La ricetta della Chiesa campana: cure palliative e supporto alle famiglie
Secondo quanto espresso in una nota ufficiale dai vescovi delle diocesi della Campania, l’effettiva tutela delle persone nella fase terminale dell’esistenza passa attraverso un impegno concreto delle istituzioni. La priorità indicata riguarda il rafforzamento dell’assistenza domiciliare integrata, il supporto attivo alle famiglie e la formazione specifica del personale sanitario destinato all’accompagnamento dei malati.
I presuli sottolineano che solo attraverso questi interventi strutturali è possibile assicurare a ogni cittadino un percorso dignitoso in una comunità solidale, evitando qualsiasi rischio di isolamento o abbandono di fronte alla sofferenza.
Principi irrinunciabili e rifiuto dell’accanimento terapeutico
Nel rispetto delle procedure democratiche, la Conferenza episcopale richiama l’attenzione su alcuni punti considerati fondamentali. Viene ribadita la necessità che chi affronta patologie irreversibili e sofferenze considerate intollerabili non venga mai lasciato solo.
Allo stesso tempo, il documento conferma la netta contrarietà a qualsiasi forma di accanimento clinico. I vescovi giudicano lecito e doveroso rinunciare a trattamenti sanitari quando i benefici attesi risultino inferiori ai rischi o eccessivamente gravosi per il paziente, diventando fonte di ulteriori sofferenze.

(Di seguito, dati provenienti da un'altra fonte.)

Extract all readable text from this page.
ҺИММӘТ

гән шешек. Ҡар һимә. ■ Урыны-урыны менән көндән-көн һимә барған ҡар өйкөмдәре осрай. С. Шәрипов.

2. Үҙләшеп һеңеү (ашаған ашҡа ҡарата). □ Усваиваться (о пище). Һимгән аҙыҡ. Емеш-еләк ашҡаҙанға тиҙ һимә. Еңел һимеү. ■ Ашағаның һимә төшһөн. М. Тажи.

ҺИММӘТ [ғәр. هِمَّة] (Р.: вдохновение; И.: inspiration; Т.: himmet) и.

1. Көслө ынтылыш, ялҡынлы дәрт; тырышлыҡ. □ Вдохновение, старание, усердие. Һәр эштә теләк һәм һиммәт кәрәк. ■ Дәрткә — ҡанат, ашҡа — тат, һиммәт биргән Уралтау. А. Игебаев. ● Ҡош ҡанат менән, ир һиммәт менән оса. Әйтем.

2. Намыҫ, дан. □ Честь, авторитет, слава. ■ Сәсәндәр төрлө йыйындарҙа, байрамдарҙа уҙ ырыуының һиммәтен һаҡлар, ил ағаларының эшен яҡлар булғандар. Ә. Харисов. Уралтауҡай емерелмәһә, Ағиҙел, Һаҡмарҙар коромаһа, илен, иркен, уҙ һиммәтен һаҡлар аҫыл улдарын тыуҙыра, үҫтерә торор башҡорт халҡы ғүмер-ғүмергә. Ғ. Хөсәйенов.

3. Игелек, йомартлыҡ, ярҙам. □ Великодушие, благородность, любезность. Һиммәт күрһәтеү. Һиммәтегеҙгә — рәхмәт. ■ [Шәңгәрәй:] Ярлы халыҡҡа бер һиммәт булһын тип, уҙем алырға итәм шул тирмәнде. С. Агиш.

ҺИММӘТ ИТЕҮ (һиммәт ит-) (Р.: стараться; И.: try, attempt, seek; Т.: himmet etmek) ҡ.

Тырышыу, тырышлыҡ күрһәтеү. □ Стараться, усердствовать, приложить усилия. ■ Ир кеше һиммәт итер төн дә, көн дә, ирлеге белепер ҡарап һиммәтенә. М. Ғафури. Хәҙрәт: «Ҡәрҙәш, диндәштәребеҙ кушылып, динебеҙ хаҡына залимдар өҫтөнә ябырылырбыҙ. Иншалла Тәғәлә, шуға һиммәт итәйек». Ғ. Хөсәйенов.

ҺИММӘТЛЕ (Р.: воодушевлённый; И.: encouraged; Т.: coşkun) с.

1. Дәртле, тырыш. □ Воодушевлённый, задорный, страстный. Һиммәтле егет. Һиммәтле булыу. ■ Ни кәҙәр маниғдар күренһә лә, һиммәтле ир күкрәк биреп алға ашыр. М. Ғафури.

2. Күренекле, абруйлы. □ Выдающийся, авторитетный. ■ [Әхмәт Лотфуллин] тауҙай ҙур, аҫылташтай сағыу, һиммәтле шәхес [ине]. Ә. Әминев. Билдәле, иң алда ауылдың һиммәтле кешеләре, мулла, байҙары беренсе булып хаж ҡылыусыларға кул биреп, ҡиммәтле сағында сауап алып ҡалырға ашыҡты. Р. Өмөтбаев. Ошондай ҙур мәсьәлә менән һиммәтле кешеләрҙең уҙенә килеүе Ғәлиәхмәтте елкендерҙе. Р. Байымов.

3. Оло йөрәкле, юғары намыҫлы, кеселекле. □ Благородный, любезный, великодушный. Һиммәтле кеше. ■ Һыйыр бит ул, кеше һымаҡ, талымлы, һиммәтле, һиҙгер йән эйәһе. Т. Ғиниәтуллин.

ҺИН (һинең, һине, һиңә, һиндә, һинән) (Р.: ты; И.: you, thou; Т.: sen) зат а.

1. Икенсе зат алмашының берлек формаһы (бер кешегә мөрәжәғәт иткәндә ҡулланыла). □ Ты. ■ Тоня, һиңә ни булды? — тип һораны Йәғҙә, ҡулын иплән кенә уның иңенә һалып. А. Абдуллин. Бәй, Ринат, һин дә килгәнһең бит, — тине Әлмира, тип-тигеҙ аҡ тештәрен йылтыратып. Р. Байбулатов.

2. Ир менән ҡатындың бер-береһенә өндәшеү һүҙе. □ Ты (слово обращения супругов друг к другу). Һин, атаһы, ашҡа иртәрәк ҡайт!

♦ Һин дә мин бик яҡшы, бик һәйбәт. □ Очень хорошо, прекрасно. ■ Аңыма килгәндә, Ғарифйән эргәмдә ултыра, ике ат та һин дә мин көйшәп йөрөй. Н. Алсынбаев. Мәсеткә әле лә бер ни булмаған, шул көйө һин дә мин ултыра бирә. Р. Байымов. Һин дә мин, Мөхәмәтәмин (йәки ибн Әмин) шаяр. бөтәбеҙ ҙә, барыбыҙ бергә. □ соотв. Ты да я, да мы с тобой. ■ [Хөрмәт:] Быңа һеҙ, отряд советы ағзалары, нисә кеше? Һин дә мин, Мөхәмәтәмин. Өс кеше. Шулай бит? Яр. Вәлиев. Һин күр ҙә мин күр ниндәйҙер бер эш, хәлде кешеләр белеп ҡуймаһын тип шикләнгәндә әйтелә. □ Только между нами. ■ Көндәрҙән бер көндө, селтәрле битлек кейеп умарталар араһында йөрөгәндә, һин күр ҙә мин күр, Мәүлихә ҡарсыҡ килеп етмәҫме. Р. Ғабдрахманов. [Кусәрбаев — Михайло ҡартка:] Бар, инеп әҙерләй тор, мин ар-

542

L’appello al Consiglio regionale per un dialogo allargato
Prima di giungere all’approvazione di una normativa così delicata, che interroga profondamente il senso della vita e della morte, la Conferenza Episcopale Campana rivolge un invito formale al consiglio regionale. La richiesta è quella di promuovere un confronto ampio, aperto e approfondito che sappia coinvolgere attivamente il mondo sanitario, le associazioni dei malati, i familiari, il volontariato e le diverse comunità religiose del territorio.